La région de Gaspé a vu de nombreux navires prendre la mer. Le plus ancien enregistré est le Trial, une goélette de quarante-cinq tonneaux construite et lancée par William Annett à Penouille en 1805. Le plus imposant des navires construits dans la baie de Gaspé fait 375 tonneaux. La majorité sont destinés au cabotage le long de la côte, mais plusieurs font régulièrement le trajet jusqu’à Québec ou Halifax. Leur tonnage varie entre soixante et soixante-dix tonneaux. Dans le cas des goélettes, elles sont soit utilisées à la pêche de la morue sur les bancs ou bien elles appartiennent à des chasseurs de baleine. Ces dernières, comme le Violet, le Breeze ou l’Admiration, sont, de façon surprenante, compte tenu surtout du gabarit de l’animal chassé, d’un port moyen de cinquante à soixante tonneaux seulement.
 
Le plus important regroupement humain de la baie de Gaspé jusqu’en 1850 se trouve probablement à la pointe Saint-Pierre. Plusieurs firmes jersiaises s’y sont installées. La plus prospère dans les années 1860 est la maison John et Elias Collas. La firme, qui possède une flottille de six vaisseaux, construit et entretient ses bateaux dans sa propre cale sèche. Son plus petit navire est le Boadica, 106 tonneaux, et son plus gros est le Brother, 173 tonneaux. Ses installations apparaissent sur une illustration de Thomas Pye et, quand ce dernier passe à cet endroit en 1864, les Collas procèdent justement au lancement du Laurel, destiné comme ses autres bateaux au transport transatlantique.
 
Les meilleures années de la construction navale en Gaspésie correspondent aux décennies 1830 et 1840 et son déclin s’amorce à partir des années 1870. La crise économique de 1873 ébranle alors grandement les commerces locaux. La faillite de la Jersey Banking en 1886, entraînant notamment celle de la Charles Robin and Company, amène la diminution des opérations des compagnies jersiaises et, par là, de la construction navale. D’autre part, l’apparition des navires de ligne desservant les ports de la Gaspésie et faisant la liaison Montréal-Halifax rend la construction navale en région moins nécessaire. Enfin, l’arrivée du train jusqu’à Gaspé en 1911 lui apporte pratiquement le coup de grâce. 
 


Bibliographie :

Lepage, André. Le site historique du Banc-de-Paspébiac. Québec, Les Publications du Québec, 1997. 36 p., carte, ill.
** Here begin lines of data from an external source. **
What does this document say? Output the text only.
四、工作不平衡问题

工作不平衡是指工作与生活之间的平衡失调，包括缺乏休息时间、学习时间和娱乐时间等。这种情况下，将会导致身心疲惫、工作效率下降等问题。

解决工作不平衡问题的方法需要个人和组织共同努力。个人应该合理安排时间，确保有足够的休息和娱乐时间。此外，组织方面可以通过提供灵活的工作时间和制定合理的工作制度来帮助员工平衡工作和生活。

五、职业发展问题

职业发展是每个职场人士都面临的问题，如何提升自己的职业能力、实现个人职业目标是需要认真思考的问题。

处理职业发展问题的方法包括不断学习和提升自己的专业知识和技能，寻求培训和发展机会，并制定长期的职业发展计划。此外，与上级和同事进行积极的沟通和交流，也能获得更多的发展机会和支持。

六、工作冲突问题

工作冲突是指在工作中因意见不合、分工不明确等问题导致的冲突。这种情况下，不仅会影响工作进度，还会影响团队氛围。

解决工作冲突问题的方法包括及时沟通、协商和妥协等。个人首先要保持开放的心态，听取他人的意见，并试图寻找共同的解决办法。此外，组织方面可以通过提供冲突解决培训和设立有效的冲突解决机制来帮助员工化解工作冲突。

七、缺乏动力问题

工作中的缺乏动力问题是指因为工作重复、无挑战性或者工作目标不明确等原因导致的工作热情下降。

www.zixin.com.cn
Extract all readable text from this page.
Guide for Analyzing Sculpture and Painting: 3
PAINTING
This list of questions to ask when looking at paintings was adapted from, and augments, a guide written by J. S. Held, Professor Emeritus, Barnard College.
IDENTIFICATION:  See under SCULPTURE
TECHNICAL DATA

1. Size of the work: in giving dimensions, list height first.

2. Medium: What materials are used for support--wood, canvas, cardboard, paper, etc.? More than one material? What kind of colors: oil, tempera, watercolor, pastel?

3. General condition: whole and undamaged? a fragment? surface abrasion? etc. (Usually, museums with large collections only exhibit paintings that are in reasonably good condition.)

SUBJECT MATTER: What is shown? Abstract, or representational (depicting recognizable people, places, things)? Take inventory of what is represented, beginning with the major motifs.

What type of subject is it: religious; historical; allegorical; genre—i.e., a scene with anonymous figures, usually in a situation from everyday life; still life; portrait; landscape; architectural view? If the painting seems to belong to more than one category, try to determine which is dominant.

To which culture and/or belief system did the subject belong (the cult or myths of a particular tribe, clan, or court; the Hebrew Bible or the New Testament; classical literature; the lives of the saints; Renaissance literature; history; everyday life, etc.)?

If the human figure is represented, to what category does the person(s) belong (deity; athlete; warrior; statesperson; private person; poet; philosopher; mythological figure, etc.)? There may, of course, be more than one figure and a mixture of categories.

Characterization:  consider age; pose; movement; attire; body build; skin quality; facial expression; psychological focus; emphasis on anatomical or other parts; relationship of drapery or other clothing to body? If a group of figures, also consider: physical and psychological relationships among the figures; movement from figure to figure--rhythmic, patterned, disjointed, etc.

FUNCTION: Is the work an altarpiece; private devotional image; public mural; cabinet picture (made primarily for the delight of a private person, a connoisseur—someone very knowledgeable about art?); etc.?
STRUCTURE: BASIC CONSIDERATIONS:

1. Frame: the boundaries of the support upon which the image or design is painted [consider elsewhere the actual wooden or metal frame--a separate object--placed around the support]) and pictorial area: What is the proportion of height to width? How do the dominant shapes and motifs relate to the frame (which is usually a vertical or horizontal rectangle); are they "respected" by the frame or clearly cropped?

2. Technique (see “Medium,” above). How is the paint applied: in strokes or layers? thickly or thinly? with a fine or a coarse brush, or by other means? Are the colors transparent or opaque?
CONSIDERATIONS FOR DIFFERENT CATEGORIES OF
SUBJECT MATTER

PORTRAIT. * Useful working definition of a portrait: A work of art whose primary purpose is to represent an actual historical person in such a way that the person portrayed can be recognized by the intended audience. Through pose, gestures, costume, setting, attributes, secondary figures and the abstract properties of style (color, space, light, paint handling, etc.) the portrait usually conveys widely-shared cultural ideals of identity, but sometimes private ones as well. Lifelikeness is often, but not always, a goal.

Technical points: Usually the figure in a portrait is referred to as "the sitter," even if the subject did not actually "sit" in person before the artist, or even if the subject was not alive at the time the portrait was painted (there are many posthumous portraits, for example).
Lepage, André. Images de la Gaspésie au XIXe siècle - Thomas Pye. Québec, Presses Coméditex, 1980. 89 p., carte, ill.
McDougall, David. « Gaspé-built Square-Riggeg Sailing Ships ». Gaspésie, vol. XXIX, nos 3-4 , septembre-décembre 1991, p. 69-82.
McDougall, David. Ship Builders, Whalers and Master Mariners of Gaspé Bay in the 1800’s. St. John’s, Maritime History Group / Atlantic Conference, 1978. Manuscrit. 27 p.
McDougall, David and Doris Ascagh. « The Loyalist Shipbuilders of New Carlisle ». SPEC, 20 juillet 1982, p. 12s.